- 1953 Theatrical Poster
- Directed by: Roy Del Ruth
- Written by: Damon Runyon (play) Howard Lindsay (play) James O'Hanlon
- Starring: Broderick Crawford
- Cinematography: Ted D. McCord
- Edited by: Owen Marks
- Music by: David Buttolph Ray Heindorf Howard Jackson
- Production company: Warner Bros. Pictures
- Distributed by: Warner Bros. Pictures
- Release dates: December 10, 1952 (New York City); January 17, 1953 (General release);
- Running time: 86 minutes
- Country: United States
- Language: English

= Stop, You're Killing Me =

1952 film by Roy Del Ruth

Stop, You're Killing Me is a 1952 American black comedy film directed by Roy Del Ruth and starring Broderick Crawford, Claire Trevor and Virginia Gibson.

The film is set shortly after the Repeal of Prohibition in the United States (1933). A former rum-runner attempts to operate a legitimate brewery, but is soon bankrupt due to poor sales. He has to deal with several personal and professional problems at the same time, including his daughter's engagement to a police officer.

==Plot==
When the Eighteenth Amendment of the Constitution is repealed, former prohibition baron Remy Marko ventures into the legal production and marketing of beer. The poor quality of his product leads him to bankruptcy.

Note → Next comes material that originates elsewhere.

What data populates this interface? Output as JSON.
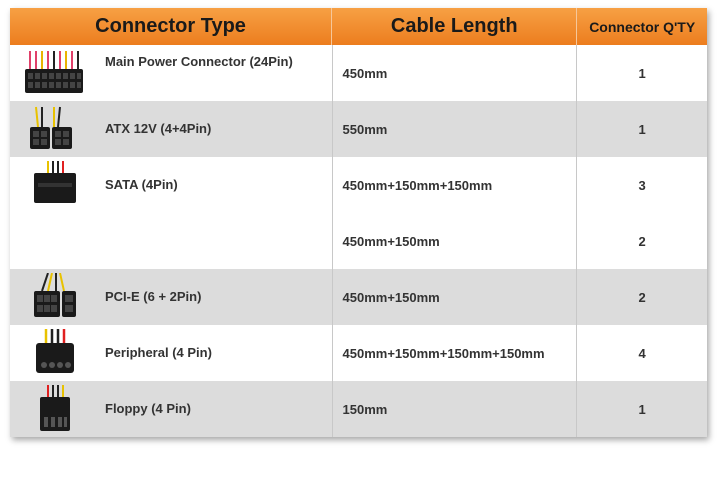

His daughter Mary intends to marry policeman Chance Whitelaw, heir to a wealthy family. Remy and his wife Nora organize a lavish reception at a fancy hotel in Saratoga, but the party is disrupted by the murder of four gangsters at the hands of a mobster who works for Remy's creditors. Remy must juggle his family, his daughter's future marriage, his bankrupt business and the police investigation in order to save his new image.

==Cast==
- Broderick Crawford as Remy Marko
- Claire Trevor as Nora Marko
- Virginia Gibson as Mary Marko
- Bill Hayes as Chancellor "Chance" Whitelaw
- Margaret Dumont as Mrs. Harriet Whitelaw
- Harry Morgan as Innocence

==Production==

The script is based on the 1935 play A Slight Case of Murder by Damon Runyon and Howard Lindsay. Warner Bros. had previously adapted Runyon and Lindsay's play into a 1938 film under the play's title starring Edward G. Robinson and directed by Lloyd Bacon.

The film was in production from mid-June to late August 1952.